W połowie kwietnia ten sam sąd – Okręgowy w Gliwicach, przyznał 550 tys. zł Maciejowi Kowalskiemu, który wraz z Matylą zasiadał na ławie oskarżonych.
Sprawa zaczęła się w 2005 r., kiedy Kowalski i Matyla kierowali wydziałami ds. zwalczania przestępczości gospodarczej, pierwszy w komendzie wojewódzkiej w Poznaniu, drugi w miejskiej w Lesznie. Pewnego dnia zostali aresztowani na polecenie prokuratury w Katowicach. Wkrótce usłyszeli zarzuty. Według śledczych za sowite łapówki mieli zapewniać nietykalność Jarosławowi Ł., biznesmenowi zamieszanemu w aferę paliwową. Obciążył ich właśnie Ł., który niedługo potem opuścił areszt.
Podejrzani nie przyznali się do winy. Długie miesiące spędzili w areszcie. Dla dobra służby musieli odejść z policji na wcześniejsze emerytury. – Upodlono nas – podkreślali w rozmowie z ,,Rz". Dwa lata po aresztowaniu uniewinnił ich Sąd Rejonowy w Lesznie.

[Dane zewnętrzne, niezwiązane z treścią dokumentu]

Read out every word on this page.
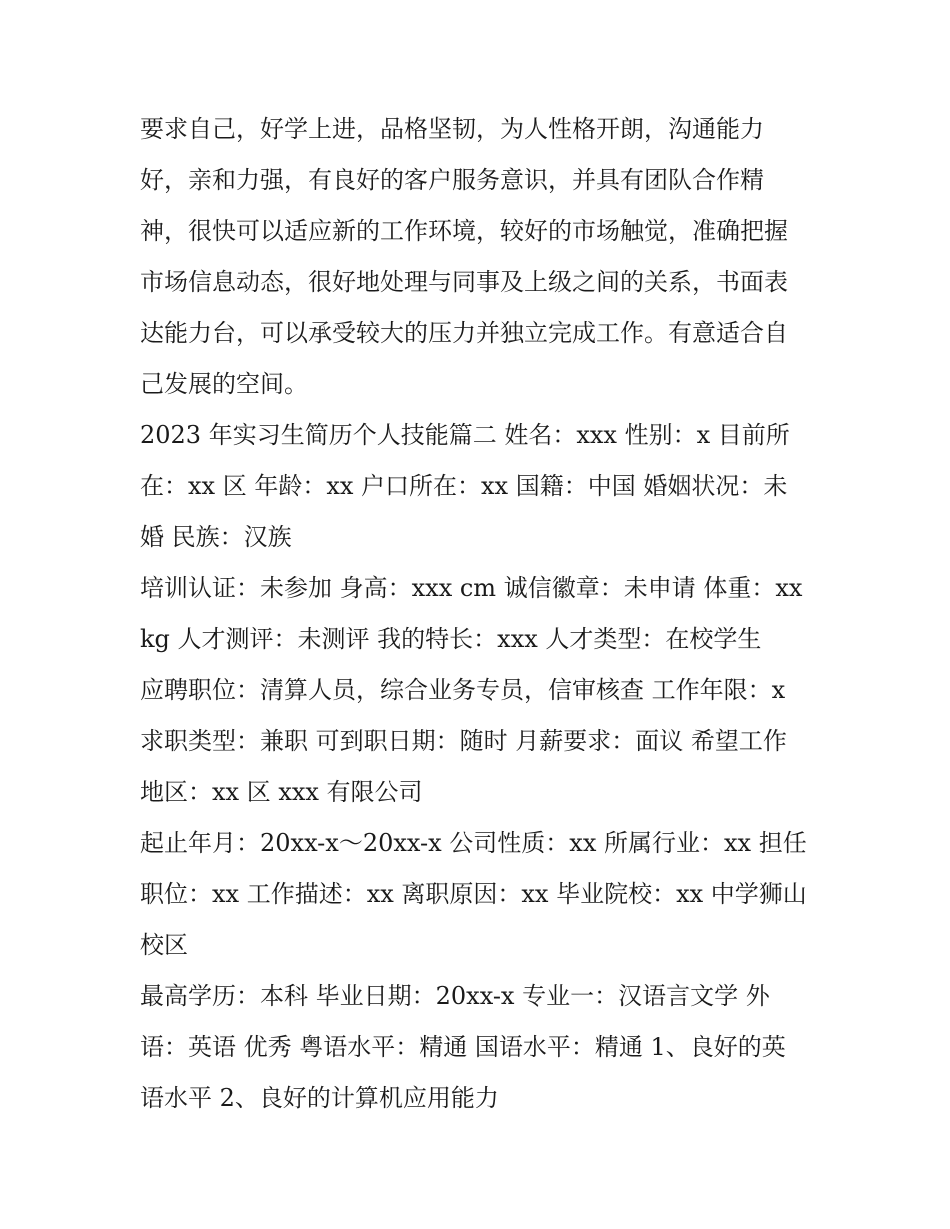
要求自己，好学上进，品格坚韧，为人性格开朗，沟通能力
好，亲和力强，有良好的客户服务意识，并具有团队合作精
神，很快可以适应新的工作环境，较好的市场触觉，准确把握
市场信息动态，很好地处理与同事及上级之间的关系，书面表
达能力台，可以承受较大的压力并独立完成工作。有意适合自
己发展的空间。
2023 年实习生简历个人技能篇二 姓名：xxx 性别：x 目前所
在：xx 区 年龄：xx 户口所在：xx 国籍：中国 婚姻状况：未
婚 民族：汉族
培训认证：未参加 身高：xxx cm 诚信徽章：未申请 体重：xx
kg 人才测评：未测评 我的特长：xxx 人才类型：在校学生
应聘职位：清算人员，综合业务专员，信审核查 工作年限：x
求职类型：兼职 可到职日期：随时 月薪要求：面议 希望工作
地区：xx 区 xxx 有限公司
起止年月：20xx-x～20xx-x 公司性质：xx 所属行业：xx 担任
职位：xx 工作描述：xx 离职原因：xx 毕业院校：xx 中学狮山
校区
最高学历：本科 毕业日期：20xx-x 专业一：汉语言文学 外
语：英语 优秀 粤语水平：精通 国语水平：精通 1、良好的英
语水平 2、良好的计算机应用能力
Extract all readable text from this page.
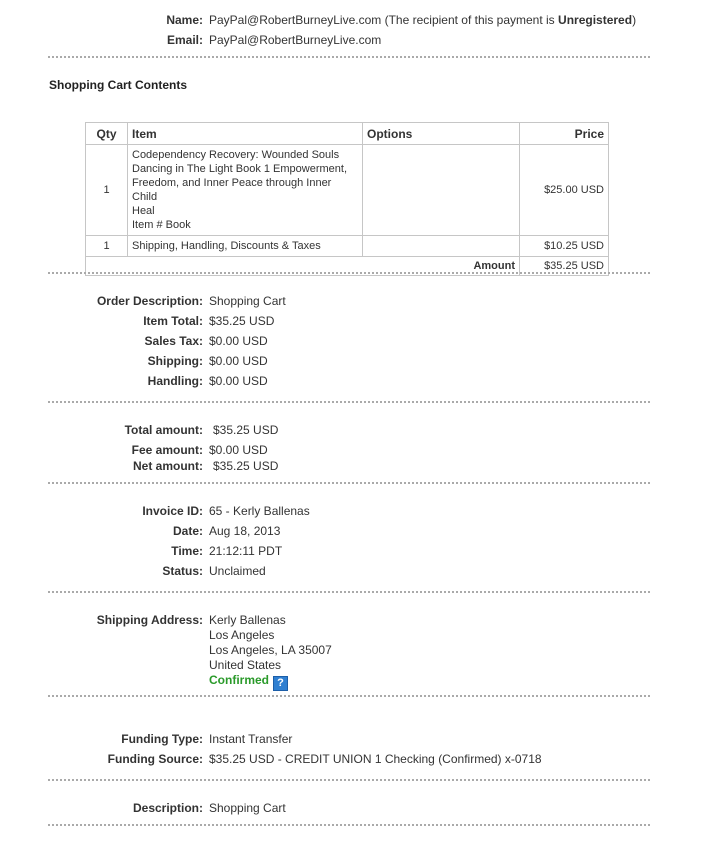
Name: PayPal@RobertBurneyLive.com (The recipient of this payment is Unregistered)
Email: PayPal@RobertBurneyLive.com
Shopping Cart Contents
Qty	Item	Options	Price
1	Codependency Recovery: Wounded Souls
Dancing in The Light Book 1 Empowerment,
Freedom, and Inner Peace through Inner Child
Heal
Item # Book		$25.00 USD
1	Shipping, Handling, Discounts & Taxes		$10.25 USD
Amount			$35.25 USD
Order Description: Shopping Cart
Item Total: $35.25 USD
Sales Tax: $0.00 USD
Shipping: $0.00 USD
Handling: $0.00 USD
Total amount: $35.25 USD
Fee amount: $0.00 USD
Net amount: $35.25 USD
Invoice ID: 65 - Kerly Ballenas
Date: Aug 18, 2013
Time: 21:12:11 PDT
Status: Unclaimed
Shipping Address: Kerly Ballenas
Los Angeles
Los Angeles, LA 35007
United States
Confirmed ?
Funding Type: Instant Transfer
Funding Source: $35.25 USD - CREDIT UNION 1 Checking (Confirmed) x-0718
Description: Shopping Cart
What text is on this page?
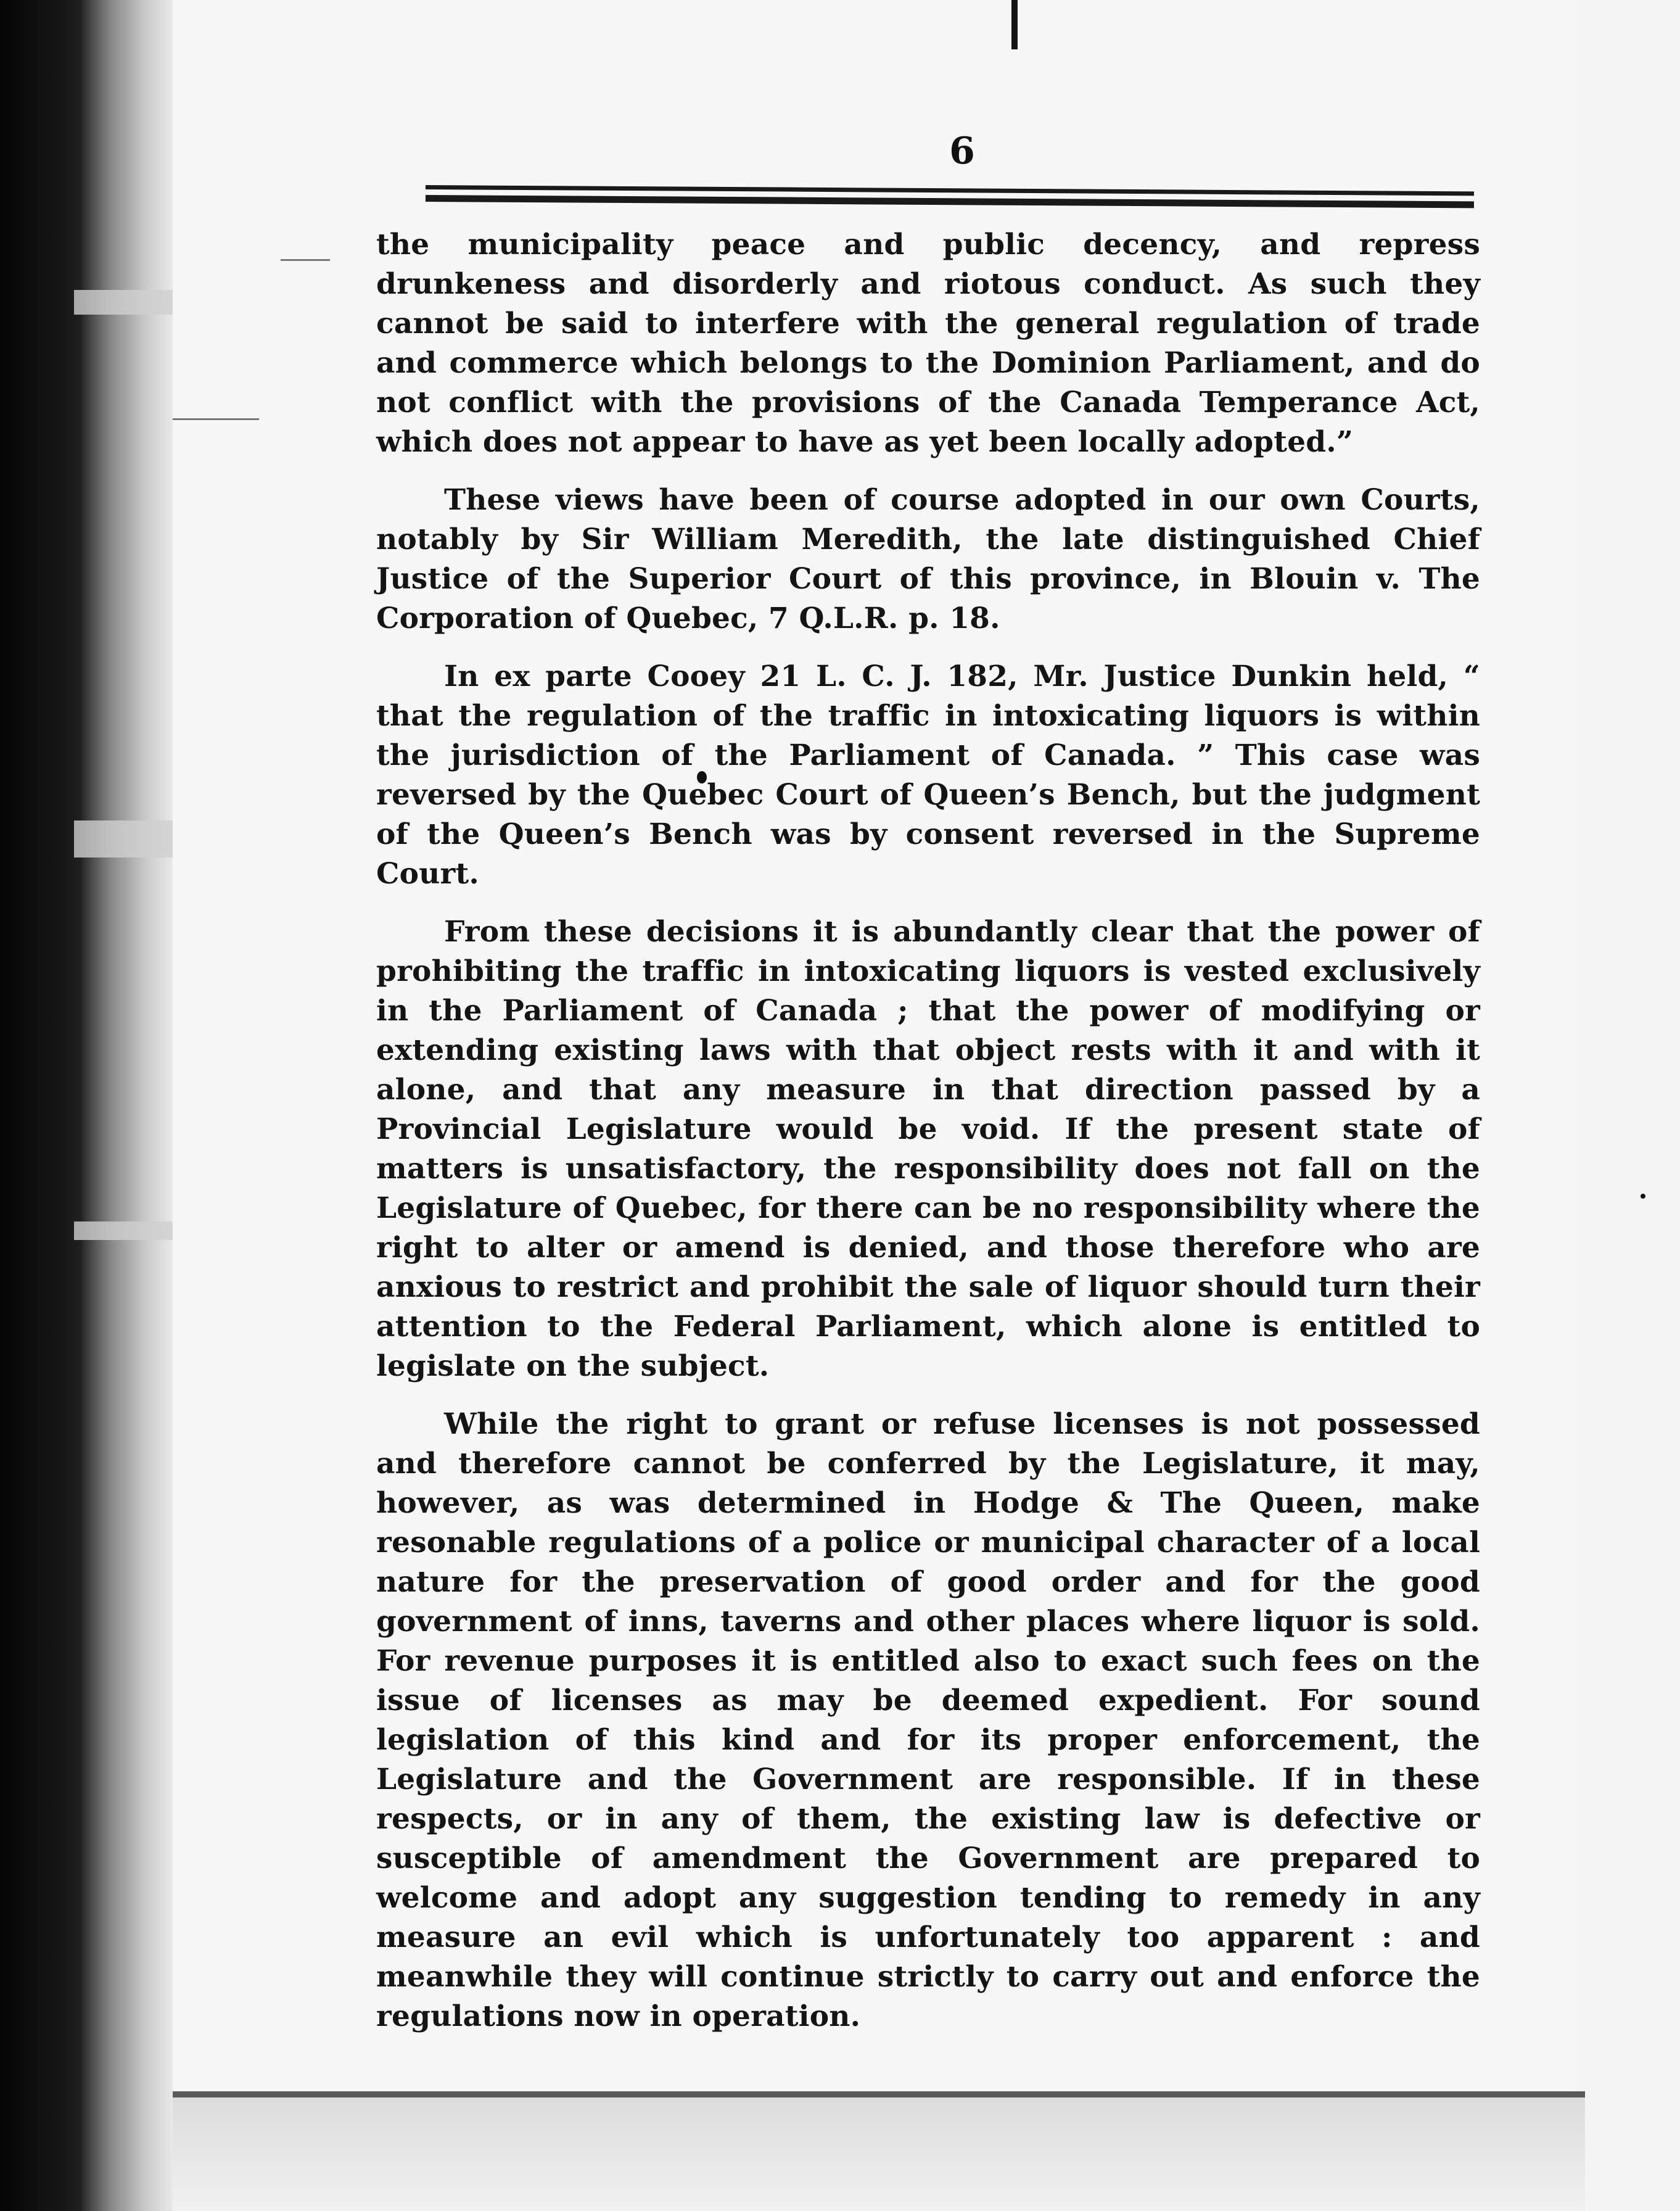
6

the municipality peace and public decency, and repress drunkeness and disorderly and riotous conduct. As such they cannot be said to interfere with the general regulation of trade and commerce which belongs to the Dominion Parliament, and do not conflict with the provisions of the Canada Temperance Act, which does not appear to have as yet been locally adopted.”

These views have been of course adopted in our own Courts, notably by Sir William Meredith, the late distinguished Chief Justice of the Superior Court of this province, in Blouin v. The Corporation of Quebec, 7 Q.L.R. p. 18.

In ex parte Cooey 21 L. C. J. 182, Mr. Justice Dunkin held, “ that the regulation of the traffic in intoxicating liquors is within the jurisdiction of the Parliament of Canada. ” This case was reversed by the Quebec Court of Queen’s Bench, but the judgment of the Queen’s Bench was by consent reversed in the Supreme Court.

From these decisions it is abundantly clear that the power of prohibiting the traffic in intoxicating liquors is vested exclusively in the Parliament of Canada ; that the power of modifying or extending existing laws with that object rests with it and with it alone, and that any measure in that direction passed by a Provincial Legislature would be void. If the present state of matters is unsatisfactory, the responsibility does not fall on the Legislature of Quebec, for there can be no responsibility where the right to alter or amend is denied, and those therefore who are anxious to restrict and prohibit the sale of liquor should turn their attention to the Federal Parliament, which alone is entitled to legislate on the subject.

While the right to grant or refuse licenses is not possessed and therefore cannot be conferred by the Legislature, it may, however, as was determined in Hodge & The Queen, make resonable regulations of a police or municipal character of a local nature for the preservation of good order and for the good government of inns, taverns and other places where liquor is sold. For revenue purposes it is entitled also to exact such fees on the issue of licenses as may be deemed expedient. For sound legislation of this kind and for its proper enforcement, the Legislature and the Government are responsible. If in these respects, or in any of them, the existing law is defective or susceptible of amendment the Government are prepared to welcome and adopt any suggestion tending to remedy in any measure an evil which is unfortunately too apparent : and meanwhile they will continue strictly to carry out and enforce the regulations now in operation.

Sędzia prowadzący sprawę nie zostawił na prokuraturze suchej nitki. Jak podkreślał, na podstawie takich dowodów można oskarżyć każdą osobę w Polsce. Wyrok podtrzymał Sąd Okręgowy w Poznaniu.
Byli policjanci wystąpili do sądu o milion złotych. A ten przyznał im rację. To jedno z najwyższych odszkodowań zasądzonych w tego typu sprawach.